While NBC's current position has weakened, the GE unit - which includes the flagship NBC broadcast network, as well as cable networks MSNBC, CNBC and Bravo - did post strong
results for the third quarter, with revenues climbing to $1.51 billion, an increase of 11% over the third quarter of 2002.
And given the network's strong results during the upfront
marketplace, GE said it still projected relatively strong overall gains for the fourth quarter, with revenue expected to grow between 5% and 10%.
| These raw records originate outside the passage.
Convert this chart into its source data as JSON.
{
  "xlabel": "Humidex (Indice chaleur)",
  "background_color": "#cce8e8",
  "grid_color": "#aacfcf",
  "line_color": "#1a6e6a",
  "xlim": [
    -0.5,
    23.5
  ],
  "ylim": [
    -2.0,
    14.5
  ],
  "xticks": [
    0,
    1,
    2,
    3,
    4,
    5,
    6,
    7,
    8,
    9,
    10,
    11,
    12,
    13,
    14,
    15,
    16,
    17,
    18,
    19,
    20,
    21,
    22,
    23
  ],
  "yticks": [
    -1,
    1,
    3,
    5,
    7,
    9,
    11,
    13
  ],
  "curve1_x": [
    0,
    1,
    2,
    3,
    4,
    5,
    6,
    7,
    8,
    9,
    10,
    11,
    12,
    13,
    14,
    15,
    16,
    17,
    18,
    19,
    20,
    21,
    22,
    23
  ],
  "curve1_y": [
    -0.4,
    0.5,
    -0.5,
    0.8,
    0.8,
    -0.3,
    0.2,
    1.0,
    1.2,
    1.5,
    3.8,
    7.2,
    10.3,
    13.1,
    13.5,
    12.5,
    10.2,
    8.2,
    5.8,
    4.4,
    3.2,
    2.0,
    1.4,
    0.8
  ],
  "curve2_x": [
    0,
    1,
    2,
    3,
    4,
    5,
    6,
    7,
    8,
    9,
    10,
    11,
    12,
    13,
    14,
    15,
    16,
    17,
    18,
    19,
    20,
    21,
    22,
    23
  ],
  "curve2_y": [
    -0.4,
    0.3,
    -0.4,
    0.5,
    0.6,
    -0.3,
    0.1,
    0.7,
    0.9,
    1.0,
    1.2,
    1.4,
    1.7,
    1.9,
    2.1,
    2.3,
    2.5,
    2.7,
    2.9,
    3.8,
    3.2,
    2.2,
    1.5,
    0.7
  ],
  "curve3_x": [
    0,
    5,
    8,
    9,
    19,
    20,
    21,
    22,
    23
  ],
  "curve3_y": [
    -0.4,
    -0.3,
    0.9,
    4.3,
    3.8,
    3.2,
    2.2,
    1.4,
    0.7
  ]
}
But the GE subsidiary is poised to grow even
further sometime in the second quarter of 2004, when the expected merger of NBC and Universal will bring three more cable networks (Trio, Sci Fi and USA), a movie studio and a television production
company into the fold.
While GE executives didn't spend a lot of time discussing the proposed merger between NBC and Universal - that was the topic of a separate conference call with
analysts Wednesday - Chairman/CEO Jeff Immelt said that the combined company would give NBC new areas of growth and strengthen its cable services.
"Strategically, it definitely strengthens
NBC," Immelt said.
Immelt said he was pleased by NBC's performance, which he singled out as one of two areas of GE's varied units that was strong. NBC exceeded expectations for the third
quarter with a strong performance in the summer than continued into the first week of the new television season, Immelt said.